The ACLU of West Va issued a press release which reads in part:

“As the Fourth Circuit made clear in this ruling, West Virginia’s effort to ban one 13-year-old transgender girl from joining her teammates on the middle school cross country and track team was singling out Becky for disparate treatment because of her sex,” Lambda Legal Staff Attorney for Youth Sruti Swaminathan said. “That’s discrimination pure and simple, and we applaud the court for arriving at this just decision.”

“We hope today’s ruling sends a message of hope to the trans youth of West Virginia,” said Aubrey Sparks, Legal Director of the ACLU of West Virginia, “and a message of warning to politicians who continue to dehumanize this vulnerable population.
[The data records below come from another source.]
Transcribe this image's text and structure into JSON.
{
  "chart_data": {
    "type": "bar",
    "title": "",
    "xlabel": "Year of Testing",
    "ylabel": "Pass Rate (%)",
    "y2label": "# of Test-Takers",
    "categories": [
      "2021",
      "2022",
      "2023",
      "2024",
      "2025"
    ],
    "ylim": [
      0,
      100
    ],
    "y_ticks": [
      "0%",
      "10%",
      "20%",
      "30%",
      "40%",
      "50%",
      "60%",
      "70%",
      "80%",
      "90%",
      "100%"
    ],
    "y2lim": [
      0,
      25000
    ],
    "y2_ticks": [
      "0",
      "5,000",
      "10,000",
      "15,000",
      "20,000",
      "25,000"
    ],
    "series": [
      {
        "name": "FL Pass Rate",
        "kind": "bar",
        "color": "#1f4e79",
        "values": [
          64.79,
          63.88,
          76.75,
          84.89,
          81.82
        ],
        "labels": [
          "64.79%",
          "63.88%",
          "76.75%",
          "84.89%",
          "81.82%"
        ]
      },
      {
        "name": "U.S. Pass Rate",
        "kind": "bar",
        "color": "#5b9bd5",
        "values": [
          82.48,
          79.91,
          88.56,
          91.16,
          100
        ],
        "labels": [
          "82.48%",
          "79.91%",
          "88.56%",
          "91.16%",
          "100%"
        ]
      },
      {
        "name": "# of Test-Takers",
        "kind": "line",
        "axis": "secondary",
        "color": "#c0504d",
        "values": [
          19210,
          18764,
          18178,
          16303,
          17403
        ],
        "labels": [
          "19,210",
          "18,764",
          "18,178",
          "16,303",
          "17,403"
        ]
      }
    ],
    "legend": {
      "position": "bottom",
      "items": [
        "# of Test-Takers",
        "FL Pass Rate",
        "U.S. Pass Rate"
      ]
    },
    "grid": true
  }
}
In April 2021, West Virginia Governor Jim Justice signed HB 3293 into law, barring transgender student-athletes from participating on the school athletic teams most consistent with their gender identity. In May 2021, the American Civil Liberties Union, the ACLU of West Virginia, and Lambda Legal filed a lawsuit challenging the law on behalf of Becky Pepper Jackson, a 12-year-old girl who would be kicked off her middle school’s track and field team if the law were enforced.

In a March 9, 2023 filing, Attorney General Patrick Morrissey asked the Supreme Court for an emergency motion allowing the state to enforce HB 3293 and kick 13 year old Becky off her middle school’s track and field team. The Supreme Court rejected this first attempt in April 2023.